Fouts recognizes the reciprocal relationship that allows her students and the preschoolers to grow during their time together. She credits this to the shift she witnesses in students’ perceptions of child psychology before, during, and after completing this fieldwork.

“I see that they grow tremendously, personally they grow,” She said. “They learn a lot about themselves.”

These experiences help students not only to understand child psychology but to understand their own psychology as well. Senior Riley Henson said that the course led her to a better comprehension of her own childhood.

“This class is beautiful in the way that you not only get to reflect on the children you are building a relationship with, but it also makes you reflect upon the relationship with your own inner child,” Henson said.

In the class, students study content by well-known psychologists like “The Yes Brain: How to cultivate courage, curiosity, and resilience in your child,” by doctors Daniel Siegel and Tina Bryson. Henson said the course readings built an important foundation that allowed the fieldwork in the preschool to advance her understanding of the course’s concepts.

“There is something so powerful about being able to gain real-life experiences,” Henson said. “The textbooks and articles are important means of learning in the class, but to be able to see the concepts right in front of your eyes is incredible.”

Henson said the shared experience of working with her peers in the preschool has also strengthened their relationship with each other.

“The course allows you to create a special bond with your classmates due to the more intimate setting and reflection we do during the semester,” Henson said. “It's not like the average lecture-style class.”

Through the fieldwork and reflections, students leave the course with a better understanding of child psychology, and the complexity and uniqueness of preschoolers. Henson said her ultimate takeaway was realizing “the importance of meeting a child where they’re at.”

Beyond this course, students can apply this exact concept in their professional careers. Recent Flagler alumnus Ben Shafer explained the meaningful role Fouts’ Advanced Child Psychology course has played in his career as a social worker. Shafer described one instance in which he saw firsthand the importance of meeting children on their level.

“There was one child that was particularly difficult to engage,” Shafer said. “He was rolling a ball and I rolled it back to him and then he rolled it back and then, very slowly, I got closer and closer to him. And then finally he started opening up to me. I considered that a very, very good success.”

The use of play therapy was one of the many takeaways Shafer gained from his experience in Fouts’ course, which he said was one of his favorite classes at Flagler.

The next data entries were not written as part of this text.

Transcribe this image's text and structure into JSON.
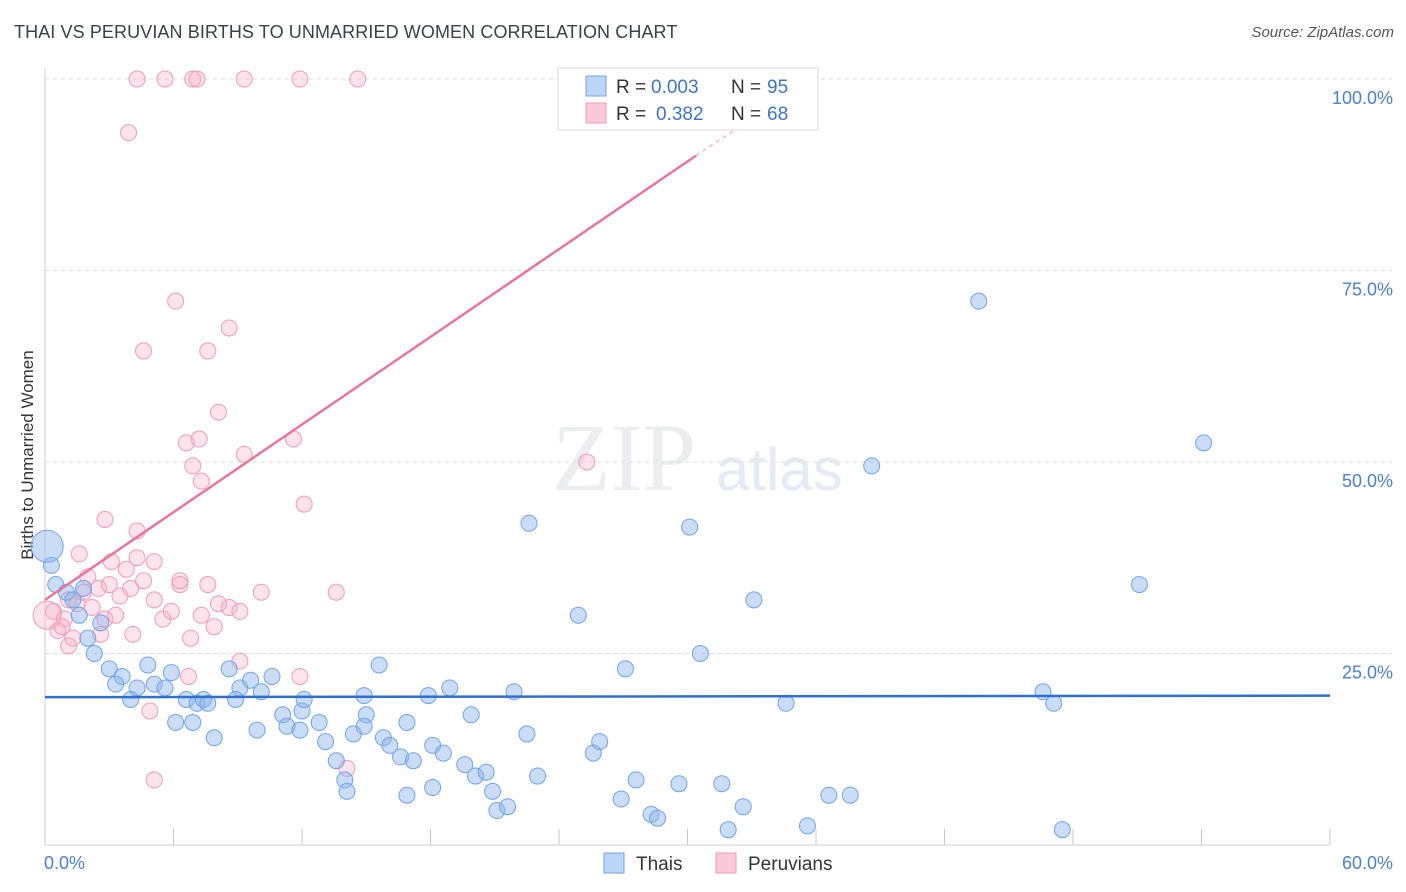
{
  "chart_data": {
    "type": "scatter",
    "title": "THAI VS PERUVIAN BIRTHS TO UNMARRIED WOMEN CORRELATION CHART",
    "source": "Source: ZipAtlas.com",
    "xlabel": "",
    "ylabel": "Births to Unmarried Women",
    "xlim": [
      0,
      60
    ],
    "ylim": [
      0,
      100
    ],
    "x_tick_labels": [
      "0.0%",
      "60.0%"
    ],
    "y_tick_labels": [
      "100.0%",
      "75.0%",
      "50.0%",
      "25.0%"
    ],
    "y_tick_values": [
      100,
      75,
      50,
      25
    ],
    "grid": true,
    "watermark": "ZIPatlas",
    "colors": {
      "thais": "#6fa3e8",
      "peruvians": "#f29ab8",
      "thais_line": "#2f6fcf",
      "peruvians_line": "#e8759c",
      "tick_text": "#4a7fd1"
    },
    "legend": {
      "position": "top-center",
      "entries": [
        {
          "series": "Thais",
          "r_label": "R =",
          "r_value": "0.003",
          "n_label": "N =",
          "n_value": "95"
        },
        {
          "series": "Peruvians",
          "r_label": "R =",
          "r_value": "0.382",
          "n_label": "N =",
          "n_value": "68"
        }
      ]
    },
    "bottom_legend": [
      "Thais",
      "Peruvians"
    ],
    "series": [
      {
        "name": "Thais",
        "trend": {
          "x": [
            0,
            60
          ],
          "y": [
            19.3,
            19.5
          ]
        },
        "points": [
          [
            0.3,
            36.5
          ],
          [
            0.5,
            34.0
          ],
          [
            1.0,
            33.0
          ],
          [
            1.3,
            32.0
          ],
          [
            1.6,
            30.0
          ],
          [
            1.8,
            33.5
          ],
          [
            2.0,
            27.0
          ],
          [
            2.6,
            29.0
          ],
          [
            2.3,
            25.0
          ],
          [
            3.0,
            23.0
          ],
          [
            3.6,
            22.0
          ],
          [
            3.3,
            21.0
          ],
          [
            4.3,
            20.5
          ],
          [
            4.0,
            19.0
          ],
          [
            4.8,
            23.5
          ],
          [
            5.1,
            21.0
          ],
          [
            5.6,
            20.5
          ],
          [
            5.9,
            22.5
          ],
          [
            6.6,
            19.0
          ],
          [
            7.1,
            18.5
          ],
          [
            7.4,
            19.0
          ],
          [
            7.6,
            18.5
          ],
          [
            8.6,
            23.0
          ],
          [
            9.1,
            20.5
          ],
          [
            9.6,
            21.5
          ],
          [
            10.1,
            20.0
          ],
          [
            10.6,
            22.0
          ],
          [
            11.1,
            17.0
          ],
          [
            11.3,
            15.5
          ],
          [
            12.0,
            17.5
          ],
          [
            12.8,
            16.0
          ],
          [
            13.1,
            13.5
          ],
          [
            13.6,
            11.0
          ],
          [
            14.0,
            8.5
          ],
          [
            14.9,
            19.5
          ],
          [
            14.4,
            14.5
          ],
          [
            15.0,
            17.0
          ],
          [
            15.6,
            23.5
          ],
          [
            15.8,
            14.0
          ],
          [
            16.1,
            13.0
          ],
          [
            16.6,
            11.5
          ],
          [
            17.2,
            11.0
          ],
          [
            17.9,
            19.5
          ],
          [
            18.1,
            13.0
          ],
          [
            18.6,
            12.0
          ],
          [
            18.1,
            7.5
          ],
          [
            18.9,
            20.5
          ],
          [
            19.6,
            10.5
          ],
          [
            20.1,
            9.0
          ],
          [
            20.6,
            9.5
          ],
          [
            20.9,
            7.0
          ],
          [
            21.1,
            4.5
          ],
          [
            21.6,
            5.0
          ],
          [
            22.5,
            14.5
          ],
          [
            23.0,
            9.0
          ],
          [
            22.6,
            42.0
          ],
          [
            25.6,
            12.0
          ],
          [
            25.9,
            13.5
          ],
          [
            27.1,
            23.0
          ],
          [
            27.6,
            8.5
          ],
          [
            28.3,
            4.0
          ],
          [
            28.6,
            3.5
          ],
          [
            29.6,
            8.0
          ],
          [
            30.6,
            25.0
          ],
          [
            30.1,
            41.5
          ],
          [
            31.6,
            8.0
          ],
          [
            32.6,
            5.0
          ],
          [
            33.1,
            32.0
          ],
          [
            34.6,
            18.5
          ],
          [
            35.6,
            2.5
          ],
          [
            36.6,
            6.5
          ],
          [
            37.6,
            6.5
          ],
          [
            38.6,
            49.5
          ],
          [
            43.6,
            71.0
          ],
          [
            46.6,
            20.0
          ],
          [
            47.1,
            18.5
          ],
          [
            47.5,
            2.0
          ],
          [
            51.1,
            34.0
          ],
          [
            54.1,
            52.5
          ],
          [
            6.1,
            16.0
          ],
          [
            6.9,
            16.0
          ],
          [
            7.9,
            14.0
          ],
          [
            9.9,
            15.0
          ],
          [
            11.9,
            15.0
          ],
          [
            14.9,
            15.5
          ],
          [
            16.9,
            16.0
          ],
          [
            19.9,
            17.0
          ],
          [
            21.9,
            20.0
          ],
          [
            24.9,
            30.0
          ],
          [
            8.9,
            19.0
          ],
          [
            12.1,
            19.0
          ],
          [
            14.1,
            7.0
          ],
          [
            16.9,
            6.5
          ],
          [
            26.9,
            6.0
          ],
          [
            31.9,
            2.0
          ]
        ]
      },
      {
        "name": "Peruvians",
        "trend": {
          "x": [
            0,
            30.4
          ],
          "y": [
            32.0,
            90.0
          ]
        },
        "trend_dashed": {
          "x": [
            30.4,
            33.1
          ],
          "y": [
            90.0,
            95.0
          ]
        },
        "points": [
          [
            0.4,
            30.5
          ],
          [
            0.6,
            28.0
          ],
          [
            0.9,
            29.5
          ],
          [
            1.1,
            32.0
          ],
          [
            1.3,
            27.0
          ],
          [
            1.5,
            31.5
          ],
          [
            1.8,
            33.0
          ],
          [
            2.0,
            35.0
          ],
          [
            2.2,
            31.0
          ],
          [
            2.5,
            33.5
          ],
          [
            2.8,
            29.5
          ],
          [
            3.0,
            34.0
          ],
          [
            3.3,
            30.0
          ],
          [
            3.5,
            32.5
          ],
          [
            3.8,
            36.0
          ],
          [
            4.0,
            33.5
          ],
          [
            4.3,
            37.5
          ],
          [
            4.6,
            34.5
          ],
          [
            5.1,
            32.0
          ],
          [
            5.5,
            29.5
          ],
          [
            5.9,
            30.5
          ],
          [
            6.3,
            34.0
          ],
          [
            6.8,
            27.0
          ],
          [
            7.3,
            30.0
          ],
          [
            7.9,
            28.5
          ],
          [
            8.6,
            31.0
          ],
          [
            9.1,
            24.0
          ],
          [
            1.6,
            38.0
          ],
          [
            2.8,
            42.5
          ],
          [
            3.1,
            37.0
          ],
          [
            4.3,
            41.0
          ],
          [
            5.1,
            37.0
          ],
          [
            6.3,
            34.5
          ],
          [
            7.6,
            34.0
          ],
          [
            6.6,
            52.5
          ],
          [
            7.2,
            53.0
          ],
          [
            6.9,
            49.5
          ],
          [
            7.3,
            47.5
          ],
          [
            8.1,
            56.5
          ],
          [
            9.3,
            51.0
          ],
          [
            11.6,
            53.0
          ],
          [
            12.1,
            44.5
          ],
          [
            13.6,
            33.0
          ],
          [
            14.1,
            10.0
          ],
          [
            4.6,
            64.5
          ],
          [
            7.6,
            64.5
          ],
          [
            8.6,
            67.5
          ],
          [
            6.1,
            71.0
          ],
          [
            3.9,
            93.0
          ],
          [
            4.3,
            100.0
          ],
          [
            5.6,
            100.0
          ],
          [
            6.9,
            100.0
          ],
          [
            7.1,
            100.0
          ],
          [
            9.3,
            100.0
          ],
          [
            11.9,
            100.0
          ],
          [
            14.6,
            100.0
          ],
          [
            25.3,
            50.0
          ],
          [
            1.1,
            26.0
          ],
          [
            0.8,
            28.5
          ],
          [
            2.6,
            27.5
          ],
          [
            4.1,
            27.5
          ],
          [
            4.9,
            17.5
          ],
          [
            5.1,
            8.5
          ],
          [
            6.7,
            22.0
          ],
          [
            8.1,
            31.5
          ],
          [
            9.1,
            30.5
          ],
          [
            10.1,
            33.0
          ],
          [
            11.9,
            22.0
          ]
        ]
      }
    ]
  }
}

“My favorite thing about the child psychology class that Professor Fouts taught, was that a lot of it is about play therapy and how to understand children through play,” Shafer said.

In addition to learning how to form relationships with children in order to better understand their psychology, Shafer also saw himself forming closer relationships with his peers. Like Henson, Shafer found one of the most valuable gifts of the course to be the experience that he shared with his classmates.

“It was a good space to discuss those successes and failures in a judgment-free zone,” Shafer said. “Not only are you learning from your own experiences, but you’re learning from other people’s experiences as well.”

Shafer said the course also played a beneficial role in his post-grad job search, providing him with the relevant experience needed for many jobs in the field of child psychology.

“This class was the shining achievement on my resume, and it was this experience that actually helped me bypass a mandatory year of working with children required to even be considered for my job,” Shafer said. “I really can’t express enough how important this class was to me.”